- The AI boom is still fuelling extraordinary growth at Nvidia
- The AI chip and software specialist has reported a year-on-year revenue increase of 262% for its fiscal first quarter
- Its operating profit for the quarter leaped by 690% to $16.9bn
- It’s making hay while the GenAI sun shines, but at least one analyst believes it’s only a matter of time before reality bites
AI chip and software vendor Nvidia has once again defied expectations by reporting staggering sales and earnings growth for its most recent financial quarter as the insatiable demand for its technology, particularly from the datacentre sector, continues unabated.
There were some suggestions that the growing demand for Nvidia’s graphics processing units (GPUs) and supporting software might be tempered a little (and briefly) while customers waited for the company’s next-generation chip called Blackwell, which Nvidia unveiled earlier this year.

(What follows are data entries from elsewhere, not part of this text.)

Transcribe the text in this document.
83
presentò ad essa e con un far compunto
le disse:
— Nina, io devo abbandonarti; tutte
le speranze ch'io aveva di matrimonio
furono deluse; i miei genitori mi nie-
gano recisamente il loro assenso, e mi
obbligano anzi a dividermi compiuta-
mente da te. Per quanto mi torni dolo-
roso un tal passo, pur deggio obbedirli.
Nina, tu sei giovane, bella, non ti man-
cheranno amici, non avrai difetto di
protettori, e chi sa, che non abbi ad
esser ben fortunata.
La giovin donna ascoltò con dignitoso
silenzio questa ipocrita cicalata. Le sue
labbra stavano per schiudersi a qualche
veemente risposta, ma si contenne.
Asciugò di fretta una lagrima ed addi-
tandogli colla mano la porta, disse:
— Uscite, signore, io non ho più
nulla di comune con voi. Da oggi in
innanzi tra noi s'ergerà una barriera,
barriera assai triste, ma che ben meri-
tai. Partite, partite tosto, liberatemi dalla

Not a bit of it: The vendor is selling as much as it can physically produce right now to provide the technology needed to train and interrogate the large language models (LLMs) that are being developed to enable generative AI (GenAI) services. Just one customer, Amazon Web Services (AWS), it seems, is holding back a bit ahead of Blackwell’s availability, but that didn’t dent the company’s growth.
For its fiscal first quarter that ended 28 April, Nvidia reported revenues of just over $26bn, up 262% year on year. Datacentre customers accounted for $22.6bn, up by 427% year on year. Operating profit jumped by 690% to $16.9bn and pure net profit jumped 628% to almost $14.9bn. All of these numbers exceeded the expectations of the financial analyst community and were published after the US stock market closed on Wednesday: In after-hours trading, Nvidia’s share price increased by 6.7% to 1,013.28, valuing the company at almost $2.5tn.
And the sales number isn’t hitting a plateau just yet: Nvidia expects its fiscal second-quarter revenues to hit $28bn, even better than Wall Street’s expectations of $26.66bn.
For more on Nvidia’s first-quarter results see this press release.
Jensen Huang, Nvidia’s founder and CEO, stated: “The next industrial revolution has begun – companies and countries are partnering with Nvidia to shift the trillion-dollar traditional datacentres to accelerated computing and build a new type of datacentre – AI factories – to produce a new commodity: Artificial intelligence. AI will bring significant productivity gains to nearly every industry and help companies be more cost and energy efficient, while expanding revenue opportunities.”
He continued: “Our datacentre growth was fuelled by strong and accelerating demand for generative AI training and inference on the Hopper platform. Beyond cloud service providers, generative AI has expanded to consumer internet companies, and enterprise, sovereign AI, automotive and healthcare customers, creating multiple multibillion-dollar vertical markets. We are poised for our next wave of growth. The Blackwell platform is in full production and forms the foundation for trillion-parameter-scale generative AI,” stated Huang.
Among those looking to capitalise on that “next wave of growth” are the telcos, some of which have struck important relationships with Nvidia to build GPU-based cloud facilities and develop new services for their customers, including Telenor, Swisscom, Iliad’s Scaleway, Indosat and Singtel.
But, as we know, all good things must come to an end: Nvidia’s sales can’t grow for ever and certainly not at the current pace, but at the moment it’s in a league of its own, as seasoned technology analyst Richard Windsor noted in his latest Radio Free Mobile blog.
“Nvidia contemptuously swept aside both its critics and its competition, and reported another huge set of results that confirmed that the AI frenzy and the bubble continue to grow and inflate,” noted Windsor.
He added that the vendor’s incredibly high gross margins of 78.4% suggest it can pretty much charge what it likes for its technology because only Nvidia has the tech that everyone needs to fulfil customer demand for AI workloads. “Nobody wants to buy chips from the competition, many of whom are struggling to make any sales unless they address a very specific niche in the market,” wrote Windsor.
But as is often the case, Windsor is the voice of reason when it comes to real-world capabilities and market dynamics: He has long said that the economics and valuations associated with generative AI don’t really stack up and that, at some point, there will be a reset.
“At some point, it will become clear that the LLMs that power generative AI have no understanding of causality and remain unable to reason… This is important because these are two crucial abilities that the machines need to become truly intelligent,” and without that true intelligence, GenAI will ultimately fail to live up to the hype currently being peddled by the hyperscalers and the AI sector, reckons Windsor, and when that happens, there will be “a correction, just like there is every single time the market gets worked up in a frenzy like this.”
However, Nvidia as a company is not going to suddenly shrivel and die: Expectations about GenAI’s capabilities will be reset but it will still be very useful in lots of different ways. “Generative AI has a lot of use cases even with the machines being unable to reason or understand causality,” notes Windsor, and that will give Nvidia a long tail of business.
There’s more in Windsor’s analysis, which is well worth checking out and following.
In the meantime, Nvidia remains the AI tech firm to watch and do business with (if you can afford it).